G protein-coupled receptors (GPCRs) play important roles in signal transduction and represent about half of the drug targets. Accumulating evidence suggests that GPCRs exist and function not only as homomers but as heteromers as well. Coimmunoprecipitation and fluorescence resonance energy transfer (FRET) results have provided evidence for heteromerization of D2-CB1 receptors in co-transfected cell lines. Besides, co-localization of CB1 and D2 receptors in the somata and dendrites of striato-pallidal GABA neurons and cortical-striatal glutamate terminals has been demonstrated. Studies have shown that homomeric D2 and CB1 receptors are Gi/o coupled able to inhibit upon stimulation the forskolin-induced adenylyl-cyclase activation leading to a decrease in cAMP levels. However, stimulation of the CB1 receptor upon the co-expression of D2-CB1 receptors in cell lines increased cAMP levels presumably because CB1 receptors switch their specificity to becoming Gs-coupled when complexed with the D2 receptor.
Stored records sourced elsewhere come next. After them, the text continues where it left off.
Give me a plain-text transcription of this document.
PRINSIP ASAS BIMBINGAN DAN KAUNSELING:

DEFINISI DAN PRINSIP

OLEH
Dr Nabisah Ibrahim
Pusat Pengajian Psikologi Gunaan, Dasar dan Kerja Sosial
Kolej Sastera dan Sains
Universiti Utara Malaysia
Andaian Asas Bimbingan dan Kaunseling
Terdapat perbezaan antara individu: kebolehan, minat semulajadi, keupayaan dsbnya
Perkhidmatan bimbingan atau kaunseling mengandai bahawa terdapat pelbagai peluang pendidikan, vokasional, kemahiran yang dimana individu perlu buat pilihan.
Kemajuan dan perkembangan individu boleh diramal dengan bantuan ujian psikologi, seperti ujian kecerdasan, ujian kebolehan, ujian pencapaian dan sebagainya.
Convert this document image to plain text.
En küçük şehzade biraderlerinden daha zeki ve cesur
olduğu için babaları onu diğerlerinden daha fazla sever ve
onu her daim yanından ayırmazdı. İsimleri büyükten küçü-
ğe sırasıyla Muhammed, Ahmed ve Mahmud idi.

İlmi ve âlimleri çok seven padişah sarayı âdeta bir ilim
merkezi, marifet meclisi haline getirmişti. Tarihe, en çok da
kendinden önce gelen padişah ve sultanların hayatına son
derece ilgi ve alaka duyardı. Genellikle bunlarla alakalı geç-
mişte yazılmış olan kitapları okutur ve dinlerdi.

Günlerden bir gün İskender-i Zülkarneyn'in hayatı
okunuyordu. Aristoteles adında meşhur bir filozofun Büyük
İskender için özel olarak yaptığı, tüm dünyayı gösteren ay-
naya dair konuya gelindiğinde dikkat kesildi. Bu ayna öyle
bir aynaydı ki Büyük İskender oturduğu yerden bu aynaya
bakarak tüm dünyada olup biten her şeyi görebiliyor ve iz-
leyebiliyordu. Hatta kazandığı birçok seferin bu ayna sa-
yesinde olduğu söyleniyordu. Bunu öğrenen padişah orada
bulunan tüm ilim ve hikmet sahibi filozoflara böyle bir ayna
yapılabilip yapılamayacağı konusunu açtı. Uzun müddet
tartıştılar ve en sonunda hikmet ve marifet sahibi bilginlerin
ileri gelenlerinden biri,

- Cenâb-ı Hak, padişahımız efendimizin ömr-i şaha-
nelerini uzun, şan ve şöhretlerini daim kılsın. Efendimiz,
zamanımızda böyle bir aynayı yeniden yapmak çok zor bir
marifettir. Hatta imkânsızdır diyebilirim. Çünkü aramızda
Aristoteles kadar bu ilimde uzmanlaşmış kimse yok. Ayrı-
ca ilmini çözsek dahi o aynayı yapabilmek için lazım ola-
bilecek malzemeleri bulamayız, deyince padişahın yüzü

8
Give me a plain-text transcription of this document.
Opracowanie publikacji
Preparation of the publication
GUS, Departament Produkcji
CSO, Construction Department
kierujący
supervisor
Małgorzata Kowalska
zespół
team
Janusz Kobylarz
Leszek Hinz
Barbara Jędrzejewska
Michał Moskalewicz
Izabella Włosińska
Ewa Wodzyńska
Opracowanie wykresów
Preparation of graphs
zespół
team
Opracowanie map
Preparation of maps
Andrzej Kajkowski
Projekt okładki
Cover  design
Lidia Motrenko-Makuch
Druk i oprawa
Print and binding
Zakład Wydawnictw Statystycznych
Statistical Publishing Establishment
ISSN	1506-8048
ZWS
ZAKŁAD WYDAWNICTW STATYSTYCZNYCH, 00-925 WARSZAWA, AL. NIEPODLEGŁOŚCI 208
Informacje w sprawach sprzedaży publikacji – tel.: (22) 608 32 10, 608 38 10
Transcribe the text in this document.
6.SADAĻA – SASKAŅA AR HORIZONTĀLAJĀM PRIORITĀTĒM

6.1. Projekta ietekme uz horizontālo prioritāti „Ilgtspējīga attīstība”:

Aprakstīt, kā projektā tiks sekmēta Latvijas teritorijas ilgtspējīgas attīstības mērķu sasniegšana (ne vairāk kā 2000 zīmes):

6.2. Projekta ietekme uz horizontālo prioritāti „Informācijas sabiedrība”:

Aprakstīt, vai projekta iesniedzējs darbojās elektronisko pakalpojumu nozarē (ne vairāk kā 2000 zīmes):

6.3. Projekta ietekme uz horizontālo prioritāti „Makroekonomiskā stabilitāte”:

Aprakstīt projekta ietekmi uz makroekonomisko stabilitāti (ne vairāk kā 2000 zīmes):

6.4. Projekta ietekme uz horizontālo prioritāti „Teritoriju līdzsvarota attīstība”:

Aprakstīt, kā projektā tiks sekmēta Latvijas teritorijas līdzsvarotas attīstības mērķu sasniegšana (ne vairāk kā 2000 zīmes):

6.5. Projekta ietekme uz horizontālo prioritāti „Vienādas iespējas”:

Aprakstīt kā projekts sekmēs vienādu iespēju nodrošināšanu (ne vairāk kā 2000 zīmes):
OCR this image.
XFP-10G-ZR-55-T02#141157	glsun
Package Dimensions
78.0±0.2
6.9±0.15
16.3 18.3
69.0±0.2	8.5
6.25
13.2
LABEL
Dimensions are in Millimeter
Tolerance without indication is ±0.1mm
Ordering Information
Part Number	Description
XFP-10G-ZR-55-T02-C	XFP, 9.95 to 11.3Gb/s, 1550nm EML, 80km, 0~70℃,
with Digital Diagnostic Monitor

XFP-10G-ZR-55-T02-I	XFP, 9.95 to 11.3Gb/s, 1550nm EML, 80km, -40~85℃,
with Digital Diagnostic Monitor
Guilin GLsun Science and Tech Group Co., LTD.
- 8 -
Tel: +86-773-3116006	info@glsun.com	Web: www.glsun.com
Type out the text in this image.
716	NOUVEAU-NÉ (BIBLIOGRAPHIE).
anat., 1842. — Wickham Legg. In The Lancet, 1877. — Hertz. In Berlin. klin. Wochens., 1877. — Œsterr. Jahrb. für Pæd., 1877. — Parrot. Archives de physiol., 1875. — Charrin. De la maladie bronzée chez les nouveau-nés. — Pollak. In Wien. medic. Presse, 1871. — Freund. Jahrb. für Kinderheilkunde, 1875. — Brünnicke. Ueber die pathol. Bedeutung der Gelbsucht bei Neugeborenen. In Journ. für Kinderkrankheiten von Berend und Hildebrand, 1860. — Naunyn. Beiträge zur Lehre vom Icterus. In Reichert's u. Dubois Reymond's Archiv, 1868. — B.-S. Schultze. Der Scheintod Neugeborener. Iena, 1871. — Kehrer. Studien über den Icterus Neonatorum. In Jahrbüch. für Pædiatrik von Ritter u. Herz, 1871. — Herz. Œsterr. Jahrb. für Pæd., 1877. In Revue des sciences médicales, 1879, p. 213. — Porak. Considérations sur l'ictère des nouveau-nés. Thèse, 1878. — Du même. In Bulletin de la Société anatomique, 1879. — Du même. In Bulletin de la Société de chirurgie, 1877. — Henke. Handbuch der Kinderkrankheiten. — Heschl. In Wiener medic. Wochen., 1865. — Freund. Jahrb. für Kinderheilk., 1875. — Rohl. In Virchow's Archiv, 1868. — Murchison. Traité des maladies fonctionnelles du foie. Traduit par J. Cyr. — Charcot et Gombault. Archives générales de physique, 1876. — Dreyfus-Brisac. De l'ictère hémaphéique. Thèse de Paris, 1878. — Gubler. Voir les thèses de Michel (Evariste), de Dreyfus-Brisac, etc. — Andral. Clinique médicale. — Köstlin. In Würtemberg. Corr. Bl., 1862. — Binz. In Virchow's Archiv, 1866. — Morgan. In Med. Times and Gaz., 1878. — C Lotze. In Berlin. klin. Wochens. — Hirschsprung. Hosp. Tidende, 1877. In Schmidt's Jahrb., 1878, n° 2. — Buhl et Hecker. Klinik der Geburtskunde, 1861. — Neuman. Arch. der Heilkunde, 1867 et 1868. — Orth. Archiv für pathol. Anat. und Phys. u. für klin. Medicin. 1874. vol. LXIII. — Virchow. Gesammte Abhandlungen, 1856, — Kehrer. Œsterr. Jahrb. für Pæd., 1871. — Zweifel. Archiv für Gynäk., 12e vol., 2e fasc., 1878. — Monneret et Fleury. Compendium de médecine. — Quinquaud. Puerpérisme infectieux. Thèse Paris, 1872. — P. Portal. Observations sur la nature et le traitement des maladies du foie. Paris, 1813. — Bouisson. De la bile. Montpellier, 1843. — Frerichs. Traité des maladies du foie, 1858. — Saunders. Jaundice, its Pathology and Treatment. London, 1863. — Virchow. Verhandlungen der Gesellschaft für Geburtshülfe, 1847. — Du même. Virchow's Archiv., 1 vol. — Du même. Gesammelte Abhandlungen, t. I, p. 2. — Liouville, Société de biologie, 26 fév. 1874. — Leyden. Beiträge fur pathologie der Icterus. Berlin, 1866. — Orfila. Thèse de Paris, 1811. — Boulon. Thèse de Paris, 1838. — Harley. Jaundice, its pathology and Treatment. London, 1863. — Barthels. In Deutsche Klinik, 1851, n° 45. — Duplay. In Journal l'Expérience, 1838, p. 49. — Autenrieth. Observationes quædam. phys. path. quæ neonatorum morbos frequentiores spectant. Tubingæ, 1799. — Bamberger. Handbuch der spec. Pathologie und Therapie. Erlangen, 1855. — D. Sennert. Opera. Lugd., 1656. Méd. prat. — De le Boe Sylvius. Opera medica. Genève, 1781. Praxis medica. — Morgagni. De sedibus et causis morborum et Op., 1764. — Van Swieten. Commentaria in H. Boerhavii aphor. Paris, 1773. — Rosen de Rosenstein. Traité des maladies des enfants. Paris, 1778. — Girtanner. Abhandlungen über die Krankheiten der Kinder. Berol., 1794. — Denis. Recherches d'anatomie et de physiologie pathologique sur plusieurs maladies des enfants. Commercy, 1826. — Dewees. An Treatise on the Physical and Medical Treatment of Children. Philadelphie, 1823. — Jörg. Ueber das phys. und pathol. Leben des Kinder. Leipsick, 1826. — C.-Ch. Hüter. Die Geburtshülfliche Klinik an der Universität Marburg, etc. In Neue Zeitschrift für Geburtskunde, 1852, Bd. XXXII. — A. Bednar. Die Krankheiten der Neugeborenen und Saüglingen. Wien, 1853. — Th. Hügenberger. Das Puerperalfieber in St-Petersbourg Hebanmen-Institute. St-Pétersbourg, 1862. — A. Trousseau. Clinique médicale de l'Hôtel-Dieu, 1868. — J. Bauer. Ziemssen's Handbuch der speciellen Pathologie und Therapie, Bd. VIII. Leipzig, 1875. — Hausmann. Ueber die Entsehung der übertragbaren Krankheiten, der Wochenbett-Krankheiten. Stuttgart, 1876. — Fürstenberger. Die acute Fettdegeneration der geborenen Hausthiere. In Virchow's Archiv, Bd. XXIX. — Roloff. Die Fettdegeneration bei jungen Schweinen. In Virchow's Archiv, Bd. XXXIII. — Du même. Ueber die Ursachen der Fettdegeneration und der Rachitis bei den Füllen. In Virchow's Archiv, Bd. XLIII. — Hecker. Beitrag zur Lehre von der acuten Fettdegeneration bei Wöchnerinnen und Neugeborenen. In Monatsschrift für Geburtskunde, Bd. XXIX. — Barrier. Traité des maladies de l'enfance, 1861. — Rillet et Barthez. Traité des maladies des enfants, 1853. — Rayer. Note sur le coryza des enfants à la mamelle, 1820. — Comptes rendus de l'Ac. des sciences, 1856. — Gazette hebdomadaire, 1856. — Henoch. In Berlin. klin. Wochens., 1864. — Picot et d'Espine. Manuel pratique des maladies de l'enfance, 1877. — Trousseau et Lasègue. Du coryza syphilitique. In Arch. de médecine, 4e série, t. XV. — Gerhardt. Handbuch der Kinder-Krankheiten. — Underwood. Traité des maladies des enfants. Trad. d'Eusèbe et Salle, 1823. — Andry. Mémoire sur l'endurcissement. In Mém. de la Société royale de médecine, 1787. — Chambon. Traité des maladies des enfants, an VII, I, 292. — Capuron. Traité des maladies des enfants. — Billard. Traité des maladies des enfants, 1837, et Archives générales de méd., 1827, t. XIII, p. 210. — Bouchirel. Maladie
In this study, we utilized Xenopus laevis oocytes as a heterologous expression system in which G protein-sensitive inwardly rectifying K+ (GIRK) channels are co-expressed with GPCRs. Stimulation of GPCRs with specific ligands activates GIRK channels via the betagamma subunits of the G proteins (Gbg). The GIRK channel current is monitored by two-electrode voltage clamp (TEVC) to access receptor activity. We have found that stimulation of homomeric D2 and CB1 receptors increases the GIRK currents. This increase could be blocked by pertussis toxin (PTX) that specifically ADP-ribosylates Gi/o. Overexpression of Gs in Xenopus oocytes biases signaling to couple Gs coupled receptors to GIRK channels via Gbg. Using this approach, we demonstrated that neither the CB1 nor the D2 homomeric receptors can couple to Gs. We are in the process of testing whether the channel response of CB1 receptor ligands through the heteromeric D2-CB1 receptors proceeds via Gs.